Contrôles au radar

– Prenez une copie, interrogation écrite surprise !

C’est la phrase que nos élèves redoutent le plus que nous prononcions au début d’un cours. Surtout, on s’en doute, ceux qui n’ont pas revu leur cours comme nous le leur demandons régulièrement. Soit la majorité !

Ce jour-là, j’ai décidé de ne pas me fatiguer. J’ai passé une mauvaise nuit, en partie à corriger les copies du dernier contrôle de la troisième bleue. J’ai toujours en réserve, dans ma serviette, quelques sujets plus ou moins corsés pour tenir mes élèves en haleine. Au menu du jour : quatre exercices à faire en une heure, ce qui est largement suffisant, du moins pour ceux qui ont revu les parties de cours sur les atomes, l’électricité et les masses.

– Dans une classe, la distribution des notes suit une courbe en cloche, c’est mathématique, m’explique Pascale Culat-Tryce, qui adore les comparaisons avec la matière qu’elle enseigne.

Passionnée de probabilités, elle ajoute : « j’ai calculé que le nombre de chances de trouver toutes les notes en dessous de cinq est inférieur à 0,9 %. Quant à obtenir toutes les notes au-dessus de dix-huit, la probabilité est de 3 % ».

– Pourquoi cette différence ?

– Parce qu’on ne peut jamais exclure totalement que les élèves suivent tous nos conseils, apprennent leur cours et réussissent les exercices, répond-elle en riant. Mais avoue qu’à 3 %, on a encore de la marge. Cela ne se produit jamais. Tu les as déjà vus apprendre tout leur cours ? On en a toujours une bonne moitié qui trouve autre chose de mieux à faire.

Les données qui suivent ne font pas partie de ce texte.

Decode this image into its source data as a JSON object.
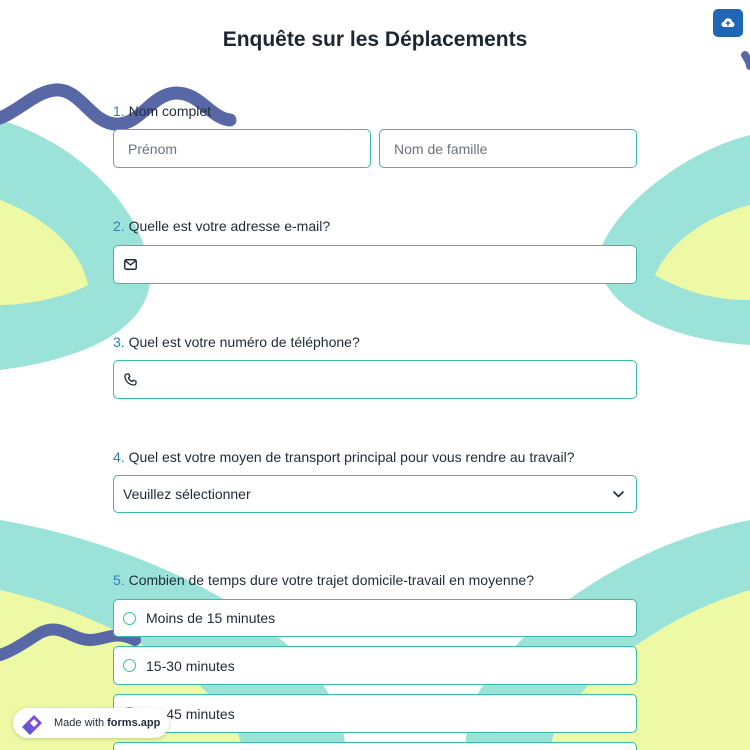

C’est d’ailleurs très pratique pour nous car on peut justifier les différences de niveau : il n’y a rien de plus suspect qu’une classe dont les élèves ont toujours, et tous, de mauvaises notes ou, inversement, lorsque tous les élèves sont largement au-dessus de la moyenne. Nous entrons alors dans la ligne de mire des parents, des élèves, du chef d’établissement et de l’inspection. Les parents nous reprochent soit d’être une peau de vache limite tortionnaire de leurs pauvres chéris, soit d’un laxisme de mauvais aloi. Les élèves, eux, se demandent à quelle sauce ils vont être dévorés : quitte à avoir systématiquement de mauvaises notes, ils ne font plus rien ! Et si tout le monde a plus de dix-huit, ils ne font plus rien non plus ! Ne parlons pas du chef d’établissement, prompt à soupçonner quelques magouilles, crises aiguës de fainéantise congénitale de la part de l’enseignant (quand tout le monde se rapproche du zéro absolu) ou de béatitudo-crédulité inguérissable dont le symptôme principal se matérialise par la surestimation des capacités intellectuelles des élèves. Quant aux inspecteurs de l’Éducation nationale, ils sautent au plafond dès qu’une tête dépasse des statistiques du ministère.

Du 100 % cancres Pure Premium ou du 100 % surdoués garantis sans matières grasses, cela n’existe pas !

Sauf que, je les ai rencontrés. Pour l’interrogation surprise faite en classe, la distribution des notes s’est écartée des lois statistiques séculaires. Et même largement écartée. J’ai recompté plusieurs fois : rien à faire, j’ai obtenu 96,6667 % des notes au-dessus de dix-sept ! Vingt-neuf élèves sur trente… Même les cancres ont explosé leurs performances. Impossible qu’ils soient dopés. Il paraît, nous disent les études savantes, que les pétards et l’alcool commencent à faire des ravages en classe de troisième, mais tout de même ! Pas à ce point et le résultat tient davantage de l’endormissement que de l’excitation des deux hémisphères cérébraux et de leurs méninges.

– Record battu, hein ? me lance Héléna Beauléon, admirative, car, en histoire-géographie, elle est persuadée qu’elle n’atteindra jamais un tel score. Tu as bien tout vérifié ?

– J’ai revu toutes les copies, ils ont tous répondu correctement. Je suis obligé d’appliquer ma grille de notation. Résultat : la moyenne pour toutes les copies atteint 18,8. Du jamais vu !

– Pas d’antisèches ?

– Non, j’en suis sûr.

J’ai l’oeil et je connais toutes les techniques de triche. J’ai d’ailleurs une antisèche sur les techniques d’antisèches que je mets à jour régulièrement.

Je reste persuadé qu’aucun n’a triché pendant le contrôle. Ce que je n’ai pas vu, c’est qu’ils ont tous triché avant le contrôle : j’avais bêtement laissé traîner le texte de l’interrogation écrite dans le cahier de textes de classe.

Ils l’ont tous photocopié pour profiter de l’aubaine.